Nothing like that is happening now.

the dollar

The dollar was a relatively weak currency during the latter part of the 1970s. World confidence was so low that during the Carter administration, the Us was forced to issue Treasury bonds denominated in Swiss francs and German D-marks.

The opposite is the case today, with the dollar excpetionally strong.

maybe it’s not inflation…

I’ll finish writing about inflation over the weekend. The main point is going to be that the present situation is hugely different from the 1970s, which was way different, and worse.

As I was writing, I started to think about the FDX report, which has caused that stock to lose almost a quarter of its market cap in early trading today.

Maybe the real issue the stock market is struggling with now is that the pandemic is over–and that this has come more suddenly than corporate America realized.

Take one of the first big casualties, Target. Months ago, TGT announced it was up to its ears in stay-at-home goods that no one wanted. My reaction then was that it was very odd that such a savvy company should have misread its customer base so badly. I also thought that the main factor behind the speed at which it was cutting its losses was internal–the size of the inventory excess.

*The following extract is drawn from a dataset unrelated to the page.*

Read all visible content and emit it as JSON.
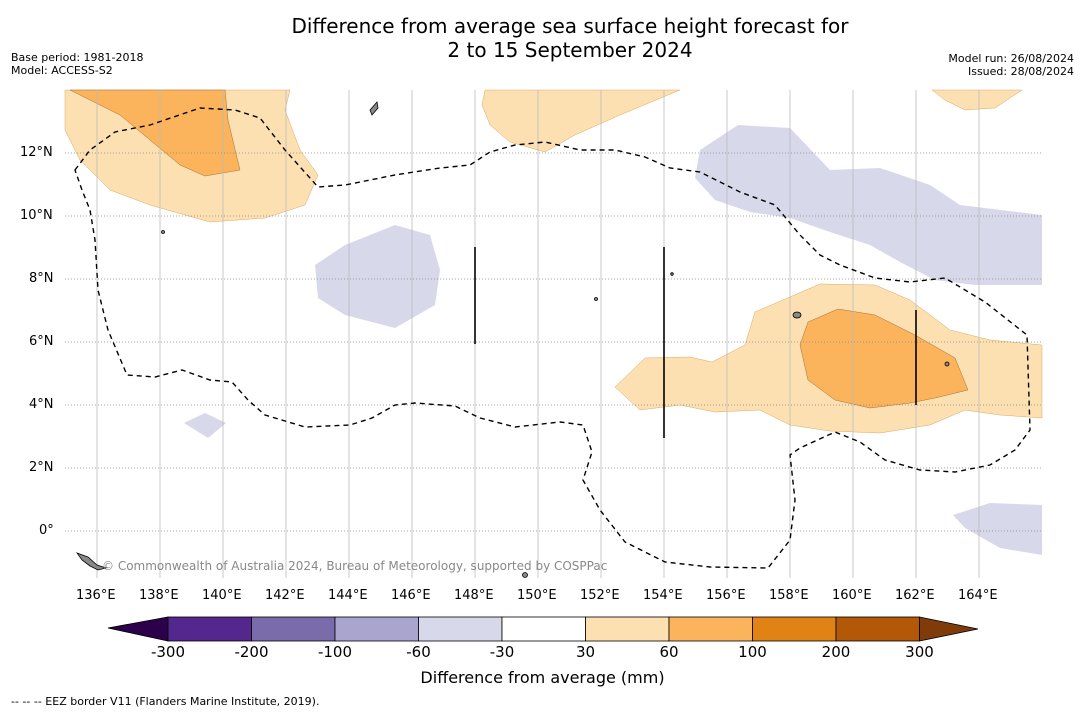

But maybe it was also that it knew that everyone else was as loaded up with the wrong stuff for the emerging economic climate. So it would be doubly true that the first sale would be the best, that, say, Amazon was in the same general shape but much slower off the mark.

So maybe the reason the stock market has been treading water is not the (crazy, in my view) belief that something like 1981-82 is going to follow the Fed’s aggressive attack on inflation but that the TGT and WMT inventory problems are just the canary in the coal mine.